Publications
- Zaira Simone-Thompson
- Jan 29, 2024
- 2 min read
Updated: Jan 31, 2024

In Search of Repair
For the past six years I have explored the trajectory of contemporary institutional claims for reparations for slavery and colonialism in the Caribbean. The questions that have guided my work are what are the discursive and material conditions that shape reparative policies? What motivates reparative speech? While less concerned with the possibilities and impossibilities of reparative justice. But in witnessing the pandemic's assault on Black lives and most importantly in experiencing the death of my mother, who I imagine as a practitioner of repair, I question how one can maintain “wholeness” in grief? In the absence of certainties often promised through formal processes of justice, where else can one locate repair? In this chapter I answer these questions through paying homage to my mother—her journey to repair and exploring the relationship as well as friction between grief and repair.
Simone, Z. (forthcoming), In Search for Repair: Reflections on Grief, the Repaired and Reparations in Deborah McFee and Tracie Rogers (eds.) Panoramic Public Policy: Gender Human Security & Public Policy in the Caribbean. Palgrave McMillan.

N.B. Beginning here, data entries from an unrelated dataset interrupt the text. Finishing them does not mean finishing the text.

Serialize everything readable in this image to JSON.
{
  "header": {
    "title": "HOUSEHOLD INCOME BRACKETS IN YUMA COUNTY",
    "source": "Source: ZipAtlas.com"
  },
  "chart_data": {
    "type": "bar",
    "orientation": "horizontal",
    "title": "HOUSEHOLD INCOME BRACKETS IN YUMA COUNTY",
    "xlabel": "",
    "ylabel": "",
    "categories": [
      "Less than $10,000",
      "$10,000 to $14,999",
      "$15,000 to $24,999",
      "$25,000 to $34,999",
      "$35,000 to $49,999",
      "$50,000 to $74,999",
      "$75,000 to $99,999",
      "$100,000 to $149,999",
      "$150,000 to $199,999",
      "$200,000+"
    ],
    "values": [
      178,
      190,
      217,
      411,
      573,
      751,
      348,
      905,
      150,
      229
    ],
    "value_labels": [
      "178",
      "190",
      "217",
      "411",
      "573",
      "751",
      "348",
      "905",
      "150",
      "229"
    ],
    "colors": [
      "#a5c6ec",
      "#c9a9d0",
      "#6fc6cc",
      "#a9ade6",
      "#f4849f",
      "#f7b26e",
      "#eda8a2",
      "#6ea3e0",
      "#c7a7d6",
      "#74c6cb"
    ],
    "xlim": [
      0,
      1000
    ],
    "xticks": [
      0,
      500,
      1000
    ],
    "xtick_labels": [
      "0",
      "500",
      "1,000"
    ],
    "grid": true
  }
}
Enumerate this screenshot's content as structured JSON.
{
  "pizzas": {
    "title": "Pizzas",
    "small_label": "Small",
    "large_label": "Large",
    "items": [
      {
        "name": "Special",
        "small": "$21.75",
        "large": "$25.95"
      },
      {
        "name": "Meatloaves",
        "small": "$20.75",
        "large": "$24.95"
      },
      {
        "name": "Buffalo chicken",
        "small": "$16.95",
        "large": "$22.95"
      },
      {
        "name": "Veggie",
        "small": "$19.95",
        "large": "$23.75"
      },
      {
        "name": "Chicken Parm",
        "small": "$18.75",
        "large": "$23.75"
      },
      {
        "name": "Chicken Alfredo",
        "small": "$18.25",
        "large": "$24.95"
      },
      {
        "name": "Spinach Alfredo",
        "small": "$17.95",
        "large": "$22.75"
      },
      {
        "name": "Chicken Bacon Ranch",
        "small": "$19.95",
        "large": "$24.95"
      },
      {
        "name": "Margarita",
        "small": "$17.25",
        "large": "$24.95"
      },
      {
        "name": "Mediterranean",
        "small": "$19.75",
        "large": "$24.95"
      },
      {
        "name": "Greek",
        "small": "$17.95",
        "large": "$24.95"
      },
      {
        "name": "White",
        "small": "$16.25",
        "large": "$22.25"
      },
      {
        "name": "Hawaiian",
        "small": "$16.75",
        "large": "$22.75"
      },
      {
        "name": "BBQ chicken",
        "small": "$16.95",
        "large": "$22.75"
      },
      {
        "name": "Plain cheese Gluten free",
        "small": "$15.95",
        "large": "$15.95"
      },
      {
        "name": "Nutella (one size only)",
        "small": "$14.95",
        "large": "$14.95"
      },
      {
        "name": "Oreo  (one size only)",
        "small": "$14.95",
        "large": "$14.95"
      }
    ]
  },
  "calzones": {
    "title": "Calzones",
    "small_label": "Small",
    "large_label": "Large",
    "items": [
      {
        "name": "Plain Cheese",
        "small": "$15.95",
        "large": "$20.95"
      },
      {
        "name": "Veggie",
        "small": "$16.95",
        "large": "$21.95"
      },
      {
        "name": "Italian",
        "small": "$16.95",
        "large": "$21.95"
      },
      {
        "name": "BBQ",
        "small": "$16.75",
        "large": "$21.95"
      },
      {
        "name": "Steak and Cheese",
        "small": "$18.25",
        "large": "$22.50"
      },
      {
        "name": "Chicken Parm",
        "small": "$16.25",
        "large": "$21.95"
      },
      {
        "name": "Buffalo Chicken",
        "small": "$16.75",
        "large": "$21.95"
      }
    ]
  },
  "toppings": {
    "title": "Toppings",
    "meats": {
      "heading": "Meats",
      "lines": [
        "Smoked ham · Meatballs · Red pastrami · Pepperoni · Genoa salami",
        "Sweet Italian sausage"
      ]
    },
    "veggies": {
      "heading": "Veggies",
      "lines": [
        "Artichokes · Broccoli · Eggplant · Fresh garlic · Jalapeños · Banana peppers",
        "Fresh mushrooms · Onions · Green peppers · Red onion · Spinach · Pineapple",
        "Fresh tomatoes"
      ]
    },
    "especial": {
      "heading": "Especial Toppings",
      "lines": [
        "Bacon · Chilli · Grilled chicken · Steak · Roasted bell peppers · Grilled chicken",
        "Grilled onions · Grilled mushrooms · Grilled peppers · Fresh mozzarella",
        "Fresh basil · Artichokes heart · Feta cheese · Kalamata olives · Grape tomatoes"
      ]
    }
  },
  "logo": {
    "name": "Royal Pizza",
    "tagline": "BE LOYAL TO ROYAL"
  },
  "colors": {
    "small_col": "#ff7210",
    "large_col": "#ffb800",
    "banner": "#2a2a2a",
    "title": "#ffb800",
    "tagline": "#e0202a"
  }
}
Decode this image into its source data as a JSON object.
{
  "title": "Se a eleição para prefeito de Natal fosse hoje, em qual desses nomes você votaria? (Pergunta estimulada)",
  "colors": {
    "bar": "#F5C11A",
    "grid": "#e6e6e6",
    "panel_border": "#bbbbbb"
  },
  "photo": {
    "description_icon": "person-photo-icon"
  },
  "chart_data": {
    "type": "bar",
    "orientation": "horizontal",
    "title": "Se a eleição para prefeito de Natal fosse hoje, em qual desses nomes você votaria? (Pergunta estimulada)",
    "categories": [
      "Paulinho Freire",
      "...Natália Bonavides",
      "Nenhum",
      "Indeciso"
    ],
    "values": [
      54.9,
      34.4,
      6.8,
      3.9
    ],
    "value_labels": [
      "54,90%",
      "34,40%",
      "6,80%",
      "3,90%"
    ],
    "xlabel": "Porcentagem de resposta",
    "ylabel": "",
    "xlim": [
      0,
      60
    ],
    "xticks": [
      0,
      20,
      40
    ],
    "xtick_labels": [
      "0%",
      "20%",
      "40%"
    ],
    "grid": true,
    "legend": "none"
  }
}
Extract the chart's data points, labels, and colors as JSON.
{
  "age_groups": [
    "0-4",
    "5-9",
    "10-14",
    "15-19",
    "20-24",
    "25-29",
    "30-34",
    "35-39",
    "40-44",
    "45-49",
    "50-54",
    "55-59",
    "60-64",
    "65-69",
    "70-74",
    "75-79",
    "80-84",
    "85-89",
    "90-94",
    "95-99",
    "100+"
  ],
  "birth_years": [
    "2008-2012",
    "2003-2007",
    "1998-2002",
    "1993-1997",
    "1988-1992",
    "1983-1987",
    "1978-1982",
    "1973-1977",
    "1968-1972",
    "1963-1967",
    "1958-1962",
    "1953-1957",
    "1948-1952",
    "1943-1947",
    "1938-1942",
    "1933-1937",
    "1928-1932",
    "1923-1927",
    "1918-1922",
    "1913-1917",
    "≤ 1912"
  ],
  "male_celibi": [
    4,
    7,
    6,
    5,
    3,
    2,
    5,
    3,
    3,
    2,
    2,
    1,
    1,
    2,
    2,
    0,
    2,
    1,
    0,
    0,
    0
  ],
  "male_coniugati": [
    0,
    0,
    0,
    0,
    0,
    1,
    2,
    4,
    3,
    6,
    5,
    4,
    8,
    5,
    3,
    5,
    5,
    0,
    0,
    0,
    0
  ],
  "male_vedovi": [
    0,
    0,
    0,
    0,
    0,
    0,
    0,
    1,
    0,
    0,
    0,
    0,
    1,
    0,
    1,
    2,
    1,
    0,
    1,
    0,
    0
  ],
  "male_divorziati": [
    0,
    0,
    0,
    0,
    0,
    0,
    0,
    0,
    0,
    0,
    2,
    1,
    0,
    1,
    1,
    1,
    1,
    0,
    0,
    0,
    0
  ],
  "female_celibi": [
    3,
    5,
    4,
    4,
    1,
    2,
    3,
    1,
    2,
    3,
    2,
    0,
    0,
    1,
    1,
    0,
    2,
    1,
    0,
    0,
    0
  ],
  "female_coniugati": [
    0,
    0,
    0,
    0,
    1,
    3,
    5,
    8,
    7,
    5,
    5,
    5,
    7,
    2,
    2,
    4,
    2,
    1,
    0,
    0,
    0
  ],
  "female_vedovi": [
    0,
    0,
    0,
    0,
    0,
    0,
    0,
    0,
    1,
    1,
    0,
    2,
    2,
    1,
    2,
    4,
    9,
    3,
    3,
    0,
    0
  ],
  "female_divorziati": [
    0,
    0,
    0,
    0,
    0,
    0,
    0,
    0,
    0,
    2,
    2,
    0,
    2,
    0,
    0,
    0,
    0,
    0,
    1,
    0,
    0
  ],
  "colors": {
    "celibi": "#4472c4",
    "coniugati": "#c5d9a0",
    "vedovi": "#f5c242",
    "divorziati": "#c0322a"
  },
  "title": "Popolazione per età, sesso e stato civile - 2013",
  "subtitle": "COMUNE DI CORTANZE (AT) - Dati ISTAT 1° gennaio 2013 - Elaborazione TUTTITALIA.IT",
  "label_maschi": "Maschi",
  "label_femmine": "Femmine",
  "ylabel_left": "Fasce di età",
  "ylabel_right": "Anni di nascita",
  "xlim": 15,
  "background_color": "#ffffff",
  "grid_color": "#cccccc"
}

Tek Down Nelson! The Struggle for Repair in Barbados
In this article I explore how the decommissioning of the statue of Lord Horatio Nelson captures some of the ways justice is envisioned within Barbados. I ask: How does the decommissioning generate more attention to the reparations question? How is repair and sovereignty conceptualised through the performances that animated and structured the event? What do these performances suggest about the Barbadian geographic-historical foundation? I engage theorists of Black geographies and Black studies to work through the above questions. I do close readings of the performances featured in the ceremony, to illuminate how the decommissioning gestured to a range of histories and struggles that are punctuated by political transformation. My reading draws attention to how the statue's removal builds on regional demands for reparations and Barbadian struggles for sovereignty, which I argue are complementary aims.

Caribbean Repair
Inside or Outside of a Black Radical Tradition
In this essay, I explore how contemporary claims for reparations in the Caribbean challenge us to think differently about the scope and limitations of certain strands of what Cedric J. Robinson called the black radical tradition.